What is Called ‘Process Thought’: A transdisciplinary process ontology for psychosocial studies

Stenner, Paul (2022). What is Called ‘Process Thought’: A transdisciplinary process ontology for psychosocial studies. In: Frosh, Stephen; Vyrgioti, Marita and Walsh, Julie eds. The Palgrave Handbook of Psychosocial Studies. Cham.: Palgrave Macmillan, pp. 1–28.
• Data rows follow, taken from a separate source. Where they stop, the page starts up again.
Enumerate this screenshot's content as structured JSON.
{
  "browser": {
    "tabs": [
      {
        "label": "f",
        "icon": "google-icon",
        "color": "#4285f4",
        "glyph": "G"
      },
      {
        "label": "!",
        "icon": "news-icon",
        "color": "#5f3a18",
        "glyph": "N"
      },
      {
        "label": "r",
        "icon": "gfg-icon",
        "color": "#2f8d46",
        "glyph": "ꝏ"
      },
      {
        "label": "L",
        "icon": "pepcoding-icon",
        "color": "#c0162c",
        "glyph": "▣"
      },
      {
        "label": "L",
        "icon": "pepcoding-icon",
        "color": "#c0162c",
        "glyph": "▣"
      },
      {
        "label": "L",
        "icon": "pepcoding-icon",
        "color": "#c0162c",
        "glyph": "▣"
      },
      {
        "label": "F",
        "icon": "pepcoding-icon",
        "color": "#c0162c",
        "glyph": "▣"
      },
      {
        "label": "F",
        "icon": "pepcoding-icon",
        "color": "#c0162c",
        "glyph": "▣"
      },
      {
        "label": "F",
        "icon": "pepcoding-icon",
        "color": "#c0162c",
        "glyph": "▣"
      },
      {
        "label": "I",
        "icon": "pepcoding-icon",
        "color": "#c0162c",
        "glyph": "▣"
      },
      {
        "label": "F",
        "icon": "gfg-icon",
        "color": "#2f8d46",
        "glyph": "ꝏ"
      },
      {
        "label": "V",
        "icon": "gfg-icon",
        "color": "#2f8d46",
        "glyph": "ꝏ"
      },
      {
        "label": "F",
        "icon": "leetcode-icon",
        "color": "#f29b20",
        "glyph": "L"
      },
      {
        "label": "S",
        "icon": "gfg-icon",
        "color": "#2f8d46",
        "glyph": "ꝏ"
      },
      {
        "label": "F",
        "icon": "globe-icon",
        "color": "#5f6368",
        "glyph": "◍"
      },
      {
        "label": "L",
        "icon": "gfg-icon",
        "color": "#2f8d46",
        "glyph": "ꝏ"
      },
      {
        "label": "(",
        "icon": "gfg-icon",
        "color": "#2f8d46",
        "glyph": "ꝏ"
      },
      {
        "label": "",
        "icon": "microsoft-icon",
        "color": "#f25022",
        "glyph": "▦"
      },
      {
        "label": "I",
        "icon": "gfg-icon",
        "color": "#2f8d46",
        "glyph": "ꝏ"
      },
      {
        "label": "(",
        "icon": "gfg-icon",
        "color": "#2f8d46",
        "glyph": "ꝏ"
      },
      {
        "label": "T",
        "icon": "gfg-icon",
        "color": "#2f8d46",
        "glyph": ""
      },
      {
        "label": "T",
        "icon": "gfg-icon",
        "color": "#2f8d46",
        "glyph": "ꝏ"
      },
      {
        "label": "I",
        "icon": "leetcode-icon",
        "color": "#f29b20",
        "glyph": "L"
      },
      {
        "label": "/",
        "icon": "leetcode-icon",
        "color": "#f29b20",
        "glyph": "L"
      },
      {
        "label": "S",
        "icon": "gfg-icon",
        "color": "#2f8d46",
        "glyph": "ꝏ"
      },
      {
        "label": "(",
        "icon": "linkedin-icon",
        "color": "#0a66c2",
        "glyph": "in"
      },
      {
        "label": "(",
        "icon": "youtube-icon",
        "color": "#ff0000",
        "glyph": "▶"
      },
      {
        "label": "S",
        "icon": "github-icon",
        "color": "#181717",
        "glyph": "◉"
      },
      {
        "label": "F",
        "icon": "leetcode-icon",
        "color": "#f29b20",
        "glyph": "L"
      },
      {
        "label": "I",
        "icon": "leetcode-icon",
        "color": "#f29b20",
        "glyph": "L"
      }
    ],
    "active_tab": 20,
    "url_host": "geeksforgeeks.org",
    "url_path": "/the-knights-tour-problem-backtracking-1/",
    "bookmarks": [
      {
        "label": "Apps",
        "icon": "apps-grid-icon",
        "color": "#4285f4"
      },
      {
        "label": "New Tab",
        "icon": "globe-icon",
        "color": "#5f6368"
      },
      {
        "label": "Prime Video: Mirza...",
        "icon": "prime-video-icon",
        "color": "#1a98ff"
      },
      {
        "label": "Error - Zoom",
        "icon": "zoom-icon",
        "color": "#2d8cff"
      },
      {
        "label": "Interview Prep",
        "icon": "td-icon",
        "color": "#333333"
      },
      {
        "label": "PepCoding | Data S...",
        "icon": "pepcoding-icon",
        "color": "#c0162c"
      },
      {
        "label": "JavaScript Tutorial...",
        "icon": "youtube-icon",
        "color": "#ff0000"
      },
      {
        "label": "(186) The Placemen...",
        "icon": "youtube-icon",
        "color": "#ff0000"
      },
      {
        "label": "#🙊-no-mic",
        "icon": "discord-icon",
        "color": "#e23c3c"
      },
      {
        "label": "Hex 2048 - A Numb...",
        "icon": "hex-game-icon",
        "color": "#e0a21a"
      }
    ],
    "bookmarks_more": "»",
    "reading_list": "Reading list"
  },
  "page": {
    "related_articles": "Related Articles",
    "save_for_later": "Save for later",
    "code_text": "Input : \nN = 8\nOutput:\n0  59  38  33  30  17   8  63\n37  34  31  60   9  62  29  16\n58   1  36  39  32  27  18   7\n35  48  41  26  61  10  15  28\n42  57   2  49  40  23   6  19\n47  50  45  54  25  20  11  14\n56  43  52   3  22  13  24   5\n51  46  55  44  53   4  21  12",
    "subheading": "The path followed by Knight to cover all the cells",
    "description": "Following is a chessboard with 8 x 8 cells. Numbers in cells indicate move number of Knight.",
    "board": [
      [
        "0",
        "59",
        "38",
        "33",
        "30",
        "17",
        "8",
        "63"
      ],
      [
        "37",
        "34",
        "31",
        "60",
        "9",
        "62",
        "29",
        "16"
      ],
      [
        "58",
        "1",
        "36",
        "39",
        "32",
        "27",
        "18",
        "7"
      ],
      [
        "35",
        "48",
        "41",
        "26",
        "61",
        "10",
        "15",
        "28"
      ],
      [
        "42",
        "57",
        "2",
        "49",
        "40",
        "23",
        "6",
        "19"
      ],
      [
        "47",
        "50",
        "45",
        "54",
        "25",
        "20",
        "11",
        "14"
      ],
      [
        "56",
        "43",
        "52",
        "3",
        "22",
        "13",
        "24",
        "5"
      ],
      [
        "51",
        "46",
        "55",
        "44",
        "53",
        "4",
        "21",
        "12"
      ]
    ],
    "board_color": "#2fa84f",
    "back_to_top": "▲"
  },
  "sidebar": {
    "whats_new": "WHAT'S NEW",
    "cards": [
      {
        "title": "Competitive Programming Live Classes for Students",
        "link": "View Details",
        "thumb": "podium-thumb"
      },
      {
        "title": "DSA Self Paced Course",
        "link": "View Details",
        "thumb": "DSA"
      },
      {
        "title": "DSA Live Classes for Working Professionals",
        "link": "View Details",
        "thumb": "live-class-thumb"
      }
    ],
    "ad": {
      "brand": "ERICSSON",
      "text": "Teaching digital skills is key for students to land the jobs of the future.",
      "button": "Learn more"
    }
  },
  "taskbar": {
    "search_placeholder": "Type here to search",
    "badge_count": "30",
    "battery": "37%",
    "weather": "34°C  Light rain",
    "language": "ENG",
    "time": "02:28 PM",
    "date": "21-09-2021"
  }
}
DOI: https://doi.org/10.1007/978-3-030-61510-9_43-1


Transdisciplinary in nature, psychosocial work has drawn on a range of theoretical inspirations. This contribution builds on prior theoretical work to make the case that ‘process thought’ is a good candidate for inspiring the sort of ‘metatheory’ that is not only helpful to researchers concerned with the psychosocial relation, but also for integrating different research traditions. ‘Process thought’ is here used to name a tradition of thinking, like the expression ‘continental thought’. The purpose is to give content to what is called ‘process thought’ and to show its relevance to the psychosocial domain. The event-centred relational ontology of process thought is outlined, along with its epistemology of ‘deep empiricism’. Process thought is presented as a ‘tradition’ of thought for which a history of the present is directly relevant, and A.N. Whitehead’s work is discussed as an exemplar. The sources of process thought are traced philosophically in the tension between endurance and flux and an account is given of the adventures of ‘substance thought’ from Greek philosophy to modern scientific materialism. The explicit emergence of process thought in the West is traced to the nineteenth century, and its entanglements with the emergence of modern psychology (including that of Freud) in Europe and North America are highlighted, along with its attack by new forms of substance thought in the early twentieth century.